Recientemente estamos abordando el control de estanqueidad de las piezas. Ciertas piezas, sobre todo las de aluminio se han de verificar para que no se produzcan fugas. Dentro del grupo Marposs hay una empresa italiana que tiene una experiencia en este tipo de aplicaciones y la estamos extendiendo a toda la organización.

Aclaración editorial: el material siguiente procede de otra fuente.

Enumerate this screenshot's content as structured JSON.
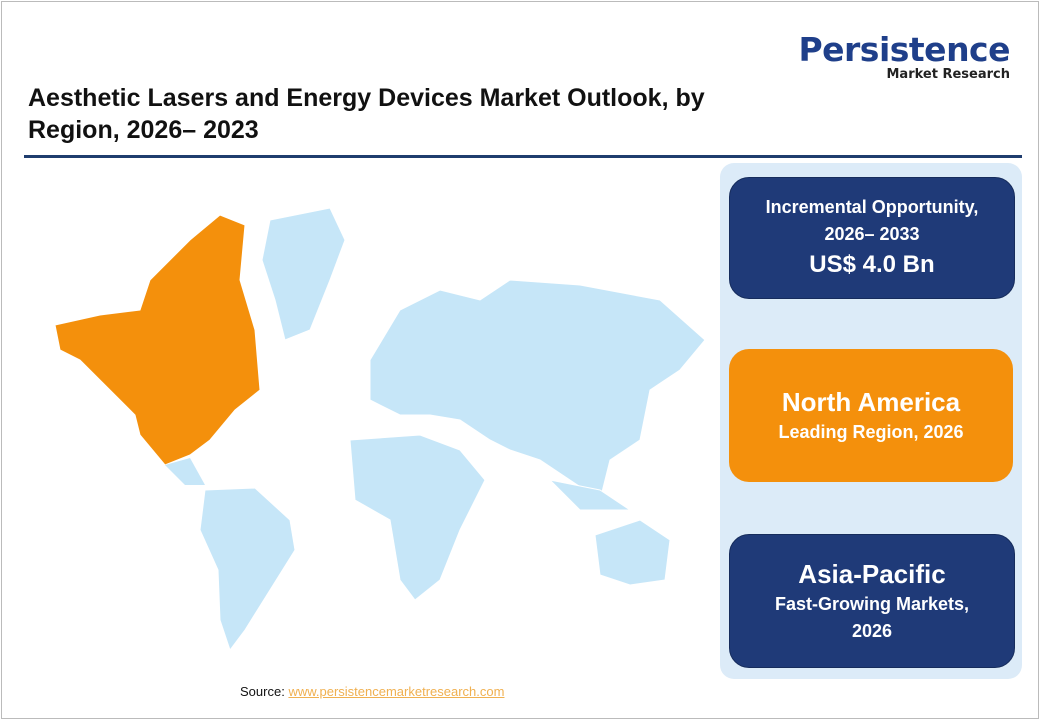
{
  "logo": {
    "name": "Persistence",
    "tagline": "Market Research",
    "color": "#1f3f8a"
  },
  "title": "Aesthetic Lasers and Energy Devices Market Outlook, by Region, 2026– 2023",
  "cards": [
    {
      "lines": [
        "Incremental Opportunity,",
        "2026– 2033",
        "US$ 4.0 Bn"
      ],
      "color": "#1f3a78"
    },
    {
      "lines": [
        "North America",
        "Leading Region, 2026"
      ],
      "color": "#f4900c"
    },
    {
      "lines": [
        "Asia-Pacific",
        "Fast-Growing Markets,",
        "2026"
      ],
      "color": "#1f3a78"
    }
  ],
  "map": {
    "highlighted_region": "North America",
    "highlight_color": "#f4900c",
    "base_color": "#c6e6f8"
  },
  "source": {
    "label": "Source:",
    "link": "www.persistencemarketresearch.com"
  }
}
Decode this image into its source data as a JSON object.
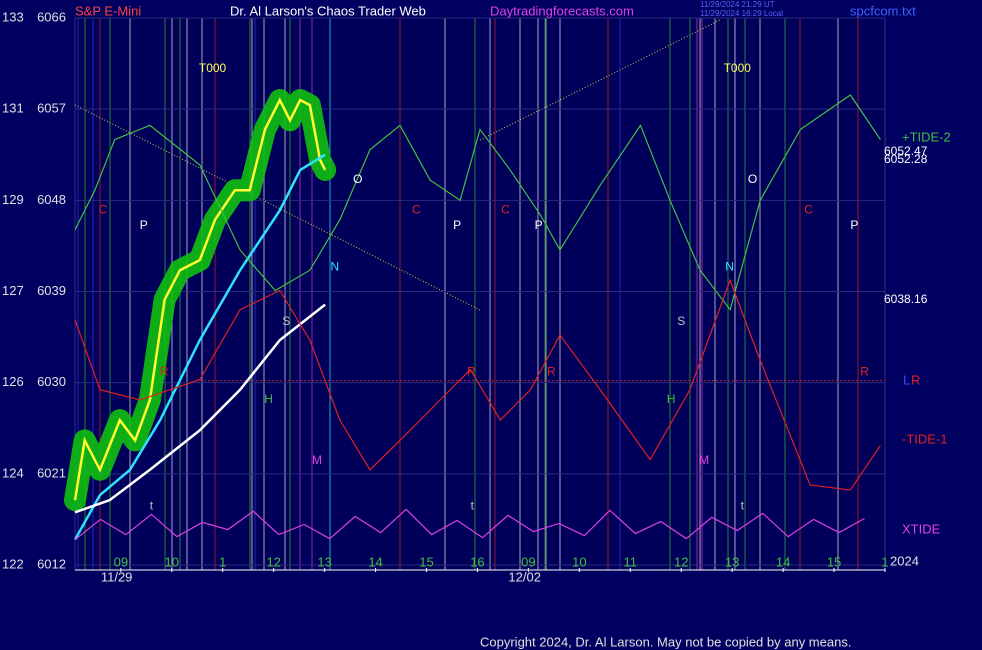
{
  "header": {
    "instrument": "S&P E-Mini",
    "title": "Dr. Al Larson's Chaos Trader Web",
    "site": "Daytradingforecasts.com",
    "stamp1": "11/29/2024 21:29 UT",
    "stamp2": "11/29/2024 16:29 Local",
    "file": "spcfcom.txt"
  },
  "chart_data": {
    "type": "line",
    "ylim": [
      6012,
      6066
    ],
    "yticks": [
      6012,
      6021,
      6030,
      6039,
      6048,
      6057,
      6066
    ],
    "y2ticks": [
      122,
      124,
      126,
      127,
      129,
      131,
      133
    ],
    "xlim": [
      -0.9,
      15
    ],
    "xticks": [
      {
        "value": 0,
        "label": "09"
      },
      {
        "value": 1,
        "label": "10"
      },
      {
        "value": 2,
        "label": "1"
      },
      {
        "value": 3,
        "label": "12"
      },
      {
        "value": 4,
        "label": "13"
      },
      {
        "value": 5,
        "label": "14"
      },
      {
        "value": 6,
        "label": "15"
      },
      {
        "value": 7,
        "label": "16"
      },
      {
        "value": 8,
        "label": "09"
      },
      {
        "value": 9,
        "label": "10"
      },
      {
        "value": 10,
        "label": "11"
      },
      {
        "value": 11,
        "label": "12"
      },
      {
        "value": 12,
        "label": "13"
      },
      {
        "value": 13,
        "label": "14"
      },
      {
        "value": 14,
        "label": "15"
      },
      {
        "value": 15,
        "label": "1"
      }
    ],
    "date_labels": [
      "11/29",
      "12/02"
    ],
    "year": "2024",
    "grid": true,
    "series": [
      {
        "color": "#ffff30",
        "x": [
          -0.9,
          -0.71,
          -0.41,
          -0.02,
          0.28,
          0.57,
          0.86,
          1.16,
          1.55,
          1.85,
          2.24,
          2.53,
          2.83,
          3.12,
          3.32,
          3.52,
          3.71,
          3.91,
          4.01
        ],
        "values": [
          6018.4,
          6024.3,
          6021.4,
          6026.3,
          6024.3,
          6028.3,
          6038.2,
          6041.1,
          6042.1,
          6046.1,
          6049,
          6049,
          6055,
          6057.9,
          6055.9,
          6057.9,
          6057.4,
          6052,
          6051
        ]
      },
      {
        "color": "#30e0ff",
        "x": [
          -0.9,
          -0.41,
          0.18,
          0.77,
          1.55,
          2.34,
          3.12,
          3.52,
          4.01
        ],
        "values": [
          6014.5,
          6018.9,
          6021.4,
          6026.3,
          6034.2,
          6041.1,
          6047,
          6051,
          6052.5
        ]
      },
      {
        "color": "#ffffff",
        "x": [
          -0.9,
          -0.22,
          0.57,
          1.55,
          2.34,
          3.12,
          4.01
        ],
        "values": [
          6017.2,
          6018.4,
          6021.4,
          6025.3,
          6029.3,
          6034.2,
          6037.7
        ]
      },
      {
        "name": "+TIDE-2",
        "color": "#40c040",
        "x": [
          -0.9,
          -0.51,
          -0.12,
          0.57,
          1.55,
          2.34,
          3.03,
          3.71,
          4.3,
          4.89,
          5.48,
          6.07,
          6.66,
          7.05,
          7.64,
          8.23,
          8.62,
          9.41,
          10.2,
          10.78,
          11.37,
          11.96,
          12.55,
          13.34,
          14.32,
          14.91
        ],
        "values": [
          6045.1,
          6049,
          6054,
          6055.4,
          6051.5,
          6043.1,
          6039.1,
          6041.1,
          6046.1,
          6053,
          6055.4,
          6050,
          6048,
          6055,
          6051,
          6046.6,
          6043.1,
          6049.5,
          6055.4,
          6048,
          6041.1,
          6037.2,
          6048,
          6055,
          6058.4,
          6054
        ]
      },
      {
        "name": "-TIDE-1",
        "color": "#e02020",
        "x": [
          -0.9,
          -0.41,
          0.37,
          1.55,
          2.34,
          3.12,
          3.71,
          4.3,
          4.89,
          5.48,
          6.27,
          6.86,
          7.45,
          8.04,
          8.62,
          9.41,
          10.39,
          11.17,
          11.96,
          12.55,
          13.53,
          14.32,
          14.91
        ],
        "values": [
          6036.2,
          6029.3,
          6028.3,
          6030.3,
          6037.2,
          6039.1,
          6034.2,
          6026.3,
          6021.4,
          6024.3,
          6028.3,
          6031.3,
          6026.3,
          6029.3,
          6034.7,
          6029.3,
          6022.4,
          6029.3,
          6040.1,
          6032.2,
          6019.9,
          6019.4,
          6023.8
        ]
      },
      {
        "name": "XTIDE",
        "color": "#e040e0",
        "x": [
          -0.9,
          -0.4,
          0.1,
          0.6,
          1.1,
          1.6,
          2.1,
          2.6,
          3.1,
          3.6,
          4.1,
          4.6,
          5.1,
          5.6,
          6.1,
          6.6,
          7.1,
          7.6,
          8.1,
          8.6,
          9.1,
          9.6,
          10.1,
          10.6,
          11.1,
          11.6,
          12.1,
          12.6,
          13.1,
          13.6,
          14.1,
          14.6
        ],
        "values": [
          6014.5,
          6016.5,
          6015,
          6017,
          6014.8,
          6016.2,
          6015.5,
          6017.3,
          6015,
          6016,
          6014.6,
          6016.8,
          6015.2,
          6017.5,
          6015,
          6016.4,
          6014.7,
          6016.9,
          6015.3,
          6016.1,
          6014.9,
          6017.4,
          6015.1,
          6016.3,
          6014.6,
          6016.7,
          6015.4,
          6017.1,
          6014.8,
          6016.5,
          6015.2,
          6016.6
        ]
      }
    ],
    "last_values": [
      6052.47,
      6052.28,
      6038.16
    ],
    "lr_labels": [
      {
        "text": "L",
        "color": "#4040ff"
      },
      {
        "text": "R",
        "color": "#e02020"
      }
    ],
    "lr_level": 6030.2,
    "annotations": [
      {
        "text": "T000",
        "x": 1.8,
        "y": 6061,
        "color": "#ffff60"
      },
      {
        "text": "T000",
        "x": 12.1,
        "y": 6061,
        "color": "#ffff60"
      },
      {
        "text": "C",
        "x": -0.35,
        "y": 6047,
        "color": "#e02020"
      },
      {
        "text": "P",
        "x": 0.45,
        "y": 6045.5,
        "color": "#ffffff"
      },
      {
        "text": "R",
        "x": 0.85,
        "y": 6031,
        "color": "#e02020"
      },
      {
        "text": "S",
        "x": 3.25,
        "y": 6036,
        "color": "#c0c0c0"
      },
      {
        "text": "H",
        "x": 2.9,
        "y": 6028.3,
        "color": "#40c040"
      },
      {
        "text": "M",
        "x": 3.85,
        "y": 6022.3,
        "color": "#e040e0"
      },
      {
        "text": "N",
        "x": 4.2,
        "y": 6041.4,
        "color": "#30e0ff"
      },
      {
        "text": "O",
        "x": 4.65,
        "y": 6050,
        "color": "#ffffff"
      },
      {
        "text": "C",
        "x": 5.8,
        "y": 6047,
        "color": "#e02020"
      },
      {
        "text": "P",
        "x": 6.6,
        "y": 6045.5,
        "color": "#ffffff"
      },
      {
        "text": "R",
        "x": 6.88,
        "y": 6031,
        "color": "#e02020"
      },
      {
        "text": "C",
        "x": 7.55,
        "y": 6047,
        "color": "#e02020"
      },
      {
        "text": "P",
        "x": 8.2,
        "y": 6045.5,
        "color": "#ffffff"
      },
      {
        "text": "R",
        "x": 8.45,
        "y": 6031,
        "color": "#e02020"
      },
      {
        "text": "S",
        "x": 11.0,
        "y": 6036,
        "color": "#c0c0c0"
      },
      {
        "text": "H",
        "x": 10.8,
        "y": 6028.3,
        "color": "#40c040"
      },
      {
        "text": "M",
        "x": 11.45,
        "y": 6022.3,
        "color": "#e040e0"
      },
      {
        "text": "N",
        "x": 11.95,
        "y": 6041.4,
        "color": "#30e0ff"
      },
      {
        "text": "O",
        "x": 12.4,
        "y": 6050,
        "color": "#ffffff"
      },
      {
        "text": "C",
        "x": 13.5,
        "y": 6047,
        "color": "#e02020"
      },
      {
        "text": "P",
        "x": 14.4,
        "y": 6045.5,
        "color": "#ffffff"
      },
      {
        "text": "R",
        "x": 14.6,
        "y": 6031,
        "color": "#e02020"
      },
      {
        "text": "t",
        "x": 0.6,
        "y": 6017.8,
        "color": "#c0c0c0"
      },
      {
        "text": "t",
        "x": 6.9,
        "y": 6017.8,
        "color": "#c0c0c0"
      },
      {
        "text": "t",
        "x": 12.2,
        "y": 6017.8,
        "color": "#c0c0c0"
      }
    ]
  },
  "footer": {
    "copyright": "Copyright 2024, Dr. Al Larson. May not be copied by any means."
  }
}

Apuesta por la investigación

¿Qué esfuerzo dedica Marposs a la investigación?
El departamento de I+D de Marposs, que se encuentra mayoritariamente en Italia, destina alrededor del 12 por ciento de la facturación de la compañía.
¿Qué tendencias de investigación se desarrollan en el laboratorio de I+D de la central italiana?
La gran obsesión actual es la flexibilidad: encontrar soluciones que permitan realizar diversas piezas con la misma máquina. Hoy en día no se utiliza máquina transfer sino una sucesión de centros de mecanizado y en consecuencia, la medida ha de adaptarse.
La flexibilidad es una exigencia que obliga a desarrollar aplicaciones como la óptica, por ejemplo. Otra tendencia es encontrar soluciones cada vez más innovadoras y rentables utilizando sensores y tecnologías que puedan ser aplicadas en ambiente de taller.
¿Cómo ve el futuro de estos sistemas nuevos (óptica, láser...)? ¿Pueden sustituir a los tradicionales?
La prueba que no hay un sistema que sea capaz de sustituir a los anteriores está en que hay multitud de sistemas (mecánicos, neumáticos, basados en corrientes magnéticas, en elementos acústicos... ). Es difícil afirmar que la tecnología es sustitutiva. El primer problema de estos nuevos sistemas ópticos, de entrada muy atractivos, es que para medir requieren que la pieza esté limpia.
No funcionan bien si hay refrigerante, polución, virutas, lo que es una primera limitación muy importante. Su atractivo reside en su flexibilidad, que es lo que ahora se busca, junto con los precios cada vez más baratos y nuevas aplicaciones.

7) METALUNIVERS Mayo 2002

Empresas o entidades relacionadas

Ford España, S.A.
Marposs, S.A.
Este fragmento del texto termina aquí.